Student creating visual representation of the
pirate problem above
One thing that I have found helps students internalize subtraction language is having concrete examples. We started earlier in the week with these types of examples and then began to work into visual representations. Students were given a word problem and together with a partner had to determine how they were going to solve the problem. Was the language telling them to use addition strategies or subtraction strategies. Once students decided on how they wanted to tackle the problem they worked together to visually represent the problem using Doodlecast Pro. I chose this app as I wanted them to have audio capability to record their thinking once we were done. Thinking about the SAMR model, the beginning of this lesson was just substitution, but the engagement factor of using the iPads definitely helped to keep the learning at the forefront.
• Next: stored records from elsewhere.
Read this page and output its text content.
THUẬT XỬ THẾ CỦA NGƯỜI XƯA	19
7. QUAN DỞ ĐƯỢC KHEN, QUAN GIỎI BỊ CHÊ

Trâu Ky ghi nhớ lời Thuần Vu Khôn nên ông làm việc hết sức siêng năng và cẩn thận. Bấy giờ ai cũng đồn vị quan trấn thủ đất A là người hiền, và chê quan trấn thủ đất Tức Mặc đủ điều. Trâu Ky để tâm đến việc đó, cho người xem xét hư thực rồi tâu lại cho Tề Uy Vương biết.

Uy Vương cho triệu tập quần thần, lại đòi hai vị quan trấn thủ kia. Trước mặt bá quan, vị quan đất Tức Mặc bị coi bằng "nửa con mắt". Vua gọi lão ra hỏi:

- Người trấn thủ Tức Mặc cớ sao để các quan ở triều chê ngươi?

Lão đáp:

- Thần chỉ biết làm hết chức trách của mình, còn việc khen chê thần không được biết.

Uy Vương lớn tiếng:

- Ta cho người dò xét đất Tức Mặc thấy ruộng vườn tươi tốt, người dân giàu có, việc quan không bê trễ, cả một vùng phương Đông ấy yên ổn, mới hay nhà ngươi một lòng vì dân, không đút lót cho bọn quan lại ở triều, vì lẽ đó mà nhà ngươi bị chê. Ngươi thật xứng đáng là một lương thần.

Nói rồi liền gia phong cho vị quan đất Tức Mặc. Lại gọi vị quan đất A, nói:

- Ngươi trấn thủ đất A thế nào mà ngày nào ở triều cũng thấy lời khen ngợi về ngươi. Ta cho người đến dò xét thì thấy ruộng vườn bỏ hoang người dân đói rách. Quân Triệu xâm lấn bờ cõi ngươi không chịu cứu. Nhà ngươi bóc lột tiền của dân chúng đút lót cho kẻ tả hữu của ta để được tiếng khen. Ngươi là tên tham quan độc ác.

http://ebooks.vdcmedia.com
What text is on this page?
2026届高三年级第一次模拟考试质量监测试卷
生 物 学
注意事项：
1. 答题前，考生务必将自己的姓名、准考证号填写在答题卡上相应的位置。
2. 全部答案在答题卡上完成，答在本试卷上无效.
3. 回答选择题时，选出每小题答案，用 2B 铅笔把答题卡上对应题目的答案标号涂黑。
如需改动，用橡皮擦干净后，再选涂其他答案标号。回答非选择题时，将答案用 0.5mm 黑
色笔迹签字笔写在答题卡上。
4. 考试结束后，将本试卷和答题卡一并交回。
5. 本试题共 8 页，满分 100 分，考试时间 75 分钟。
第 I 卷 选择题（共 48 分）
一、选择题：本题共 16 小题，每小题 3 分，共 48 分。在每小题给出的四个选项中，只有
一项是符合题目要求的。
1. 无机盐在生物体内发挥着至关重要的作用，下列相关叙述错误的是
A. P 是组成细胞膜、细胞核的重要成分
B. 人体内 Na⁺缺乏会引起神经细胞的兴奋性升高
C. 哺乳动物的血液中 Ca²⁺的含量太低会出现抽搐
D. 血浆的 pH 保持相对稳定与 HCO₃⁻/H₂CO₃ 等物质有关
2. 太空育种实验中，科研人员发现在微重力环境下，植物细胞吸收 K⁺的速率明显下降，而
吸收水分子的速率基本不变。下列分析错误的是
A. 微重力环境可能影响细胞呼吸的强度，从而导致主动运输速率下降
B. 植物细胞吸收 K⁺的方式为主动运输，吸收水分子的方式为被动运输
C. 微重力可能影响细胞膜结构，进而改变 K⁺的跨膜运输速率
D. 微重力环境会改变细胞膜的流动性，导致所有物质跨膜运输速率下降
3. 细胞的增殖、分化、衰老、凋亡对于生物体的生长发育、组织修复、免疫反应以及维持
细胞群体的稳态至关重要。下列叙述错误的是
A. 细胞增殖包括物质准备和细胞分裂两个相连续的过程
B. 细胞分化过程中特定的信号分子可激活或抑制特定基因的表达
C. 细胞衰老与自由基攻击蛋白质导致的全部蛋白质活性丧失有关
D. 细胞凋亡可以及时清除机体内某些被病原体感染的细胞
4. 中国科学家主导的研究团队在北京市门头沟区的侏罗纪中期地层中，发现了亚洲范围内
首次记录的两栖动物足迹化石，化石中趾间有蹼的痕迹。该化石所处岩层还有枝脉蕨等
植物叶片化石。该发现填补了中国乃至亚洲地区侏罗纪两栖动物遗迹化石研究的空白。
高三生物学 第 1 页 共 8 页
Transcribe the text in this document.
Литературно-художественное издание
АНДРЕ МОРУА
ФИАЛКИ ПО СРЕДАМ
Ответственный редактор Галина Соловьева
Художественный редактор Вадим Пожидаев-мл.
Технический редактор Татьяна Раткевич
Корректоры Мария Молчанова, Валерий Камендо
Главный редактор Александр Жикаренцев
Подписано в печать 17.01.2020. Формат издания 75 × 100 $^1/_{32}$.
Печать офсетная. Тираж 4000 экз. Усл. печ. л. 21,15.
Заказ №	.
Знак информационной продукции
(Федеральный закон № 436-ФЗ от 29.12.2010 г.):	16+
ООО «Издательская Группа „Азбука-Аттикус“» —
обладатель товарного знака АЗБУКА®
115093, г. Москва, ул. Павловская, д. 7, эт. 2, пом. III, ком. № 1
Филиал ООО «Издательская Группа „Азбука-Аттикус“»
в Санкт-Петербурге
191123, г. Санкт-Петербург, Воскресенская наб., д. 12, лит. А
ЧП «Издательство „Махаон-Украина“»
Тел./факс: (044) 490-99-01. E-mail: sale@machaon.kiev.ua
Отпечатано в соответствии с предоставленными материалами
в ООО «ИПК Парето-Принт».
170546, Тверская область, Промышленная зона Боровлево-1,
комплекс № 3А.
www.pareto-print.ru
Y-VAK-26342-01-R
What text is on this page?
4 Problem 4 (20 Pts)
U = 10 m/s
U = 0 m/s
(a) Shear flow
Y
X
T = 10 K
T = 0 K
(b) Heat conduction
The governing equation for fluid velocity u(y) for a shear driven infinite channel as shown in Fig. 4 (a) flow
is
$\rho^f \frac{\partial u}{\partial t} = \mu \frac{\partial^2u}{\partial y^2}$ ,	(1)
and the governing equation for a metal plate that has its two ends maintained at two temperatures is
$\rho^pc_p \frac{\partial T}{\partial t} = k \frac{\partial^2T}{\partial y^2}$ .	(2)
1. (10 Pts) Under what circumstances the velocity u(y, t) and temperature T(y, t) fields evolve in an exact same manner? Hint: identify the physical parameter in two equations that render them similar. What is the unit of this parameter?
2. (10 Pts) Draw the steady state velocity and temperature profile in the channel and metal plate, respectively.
As we continued on, students were then asked to record the math sentence that matched their thinking. As they finished, they used the record function of Doodlecast Pro to explain their thinking. This is a fantastic way to delve into the thinking of your students, especially your out-of-the-box thinkers, as it gives you new perspective into the thought processes they are using. I encourage you to give this a try. It has definitely opened new doors for me into how my students are tackling problem, something that I am not always able to discern in a whole group conversation. In the case above, I thought students would make the 9 muffins and then cross of 3 to find out how many muffins were blueberry but instead they used the addition strategy of counting on which they explained in their audio.

In addition to sharing their doodlecasts with me, we also used Air Server to project some of our projects and to share our thinking with the class. For students who are shy this has been a phenomenal way for them to share as they are often comfortable enough to create their audio with a buddy but are uncomfortable in front of the whole group. When we Air Serve they are able to play back their Doodlecast without the pressure of having to be on the spot in front of the group.